Far Reach wasn't precisely sure why she didn't speak, but sharing emotions was better. She knew the hearts of her avatars as well as their words. Words could lie but hearts couldn't. Hearing the missive from Northridge, she felt a little unsure at first. Trade with the little city that she thought of as her child had increased, and the flow of gold from Northridge had become substantial.
The news of a dungeon linking cities together had been a surprise, and while she hoped that one day she might be able to have that, a railway link direct to Northridge was the next best thing. She reached out to the minds of her avatars and spoke some of her rare words to them, "I would like a rail link to Northridge."
"That settles it, then," Casey said. It had only been a tough choice before because the pay would deplete the city of a lot of laborers, but with Far Reach's desires made clear, neither of her avatars would try to stop it. "Anything else we need to focus on?"
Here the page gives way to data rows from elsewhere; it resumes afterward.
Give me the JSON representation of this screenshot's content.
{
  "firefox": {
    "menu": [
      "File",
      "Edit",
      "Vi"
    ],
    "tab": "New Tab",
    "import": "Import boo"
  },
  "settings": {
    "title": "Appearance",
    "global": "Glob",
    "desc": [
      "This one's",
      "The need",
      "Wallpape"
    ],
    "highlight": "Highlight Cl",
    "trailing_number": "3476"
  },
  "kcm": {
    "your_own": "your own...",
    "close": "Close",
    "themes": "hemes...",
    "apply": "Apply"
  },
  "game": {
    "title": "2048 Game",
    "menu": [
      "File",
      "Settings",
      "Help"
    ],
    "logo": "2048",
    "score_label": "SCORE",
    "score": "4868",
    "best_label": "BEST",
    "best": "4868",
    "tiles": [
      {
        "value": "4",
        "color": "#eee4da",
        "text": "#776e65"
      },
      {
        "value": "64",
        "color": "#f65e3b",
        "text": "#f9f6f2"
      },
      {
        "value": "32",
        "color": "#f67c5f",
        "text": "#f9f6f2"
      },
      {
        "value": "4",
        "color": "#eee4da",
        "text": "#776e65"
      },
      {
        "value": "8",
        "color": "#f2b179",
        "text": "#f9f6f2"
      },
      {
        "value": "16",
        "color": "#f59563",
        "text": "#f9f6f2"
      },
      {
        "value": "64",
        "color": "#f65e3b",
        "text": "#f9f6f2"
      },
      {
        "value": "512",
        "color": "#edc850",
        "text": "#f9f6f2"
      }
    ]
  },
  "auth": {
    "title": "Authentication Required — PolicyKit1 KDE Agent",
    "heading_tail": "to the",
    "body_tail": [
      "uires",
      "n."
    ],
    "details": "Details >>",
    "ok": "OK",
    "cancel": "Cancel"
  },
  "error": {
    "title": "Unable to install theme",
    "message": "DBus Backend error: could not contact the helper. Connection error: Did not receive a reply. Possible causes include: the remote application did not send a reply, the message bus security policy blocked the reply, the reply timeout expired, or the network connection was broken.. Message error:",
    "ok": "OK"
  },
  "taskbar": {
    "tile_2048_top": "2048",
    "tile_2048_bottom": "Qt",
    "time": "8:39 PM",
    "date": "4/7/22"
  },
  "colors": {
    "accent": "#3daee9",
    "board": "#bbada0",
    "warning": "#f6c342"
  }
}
If Far Reach had heard the words from her previous administrators, she would have immediately suspected something dire. The genuinely curious feelings coming from her avatars, though, made her think if there was something else. There was a slight strain on the kingdom itself, but Far Reach leaned into it and offered her own substance to reinforce the greater whole. She wasn't alone, either, but whatever the kingdom was fighting seemed formidable. Contentment flowed out from her, though she wanted to see the man and woman who had liberated her—the King and the Inquisitor.
It had become utterly untenable. "Head west, you said."
"Yeah, yeah. How was I to know there would be a freakin' war starting?" Parking his rifle's butt on the wall by his feet, William scanned the army circling West Reaches. "I think they're going to start shelling this wall again."
"How can you tell?" Peter asked.
"Because they're loading their mortars. We should've gotten out of this place before they circled it." Spitting between merlons, William set about cleaning his rifle. "Pen would have picked up on this. She was better at information gathering than you."
Peter's hand slid down to his hip, ignoring his sword, and to one of the daggers he had sheathed and caressed the handle. "Maybe you should shut the fuck up and help me think of a way to get our asses un-drafted so we can plan a way out." The urge to reduce the former trio to a solo party was great, but he needed William—and the rifleman always had a spare pistol handy and loaded.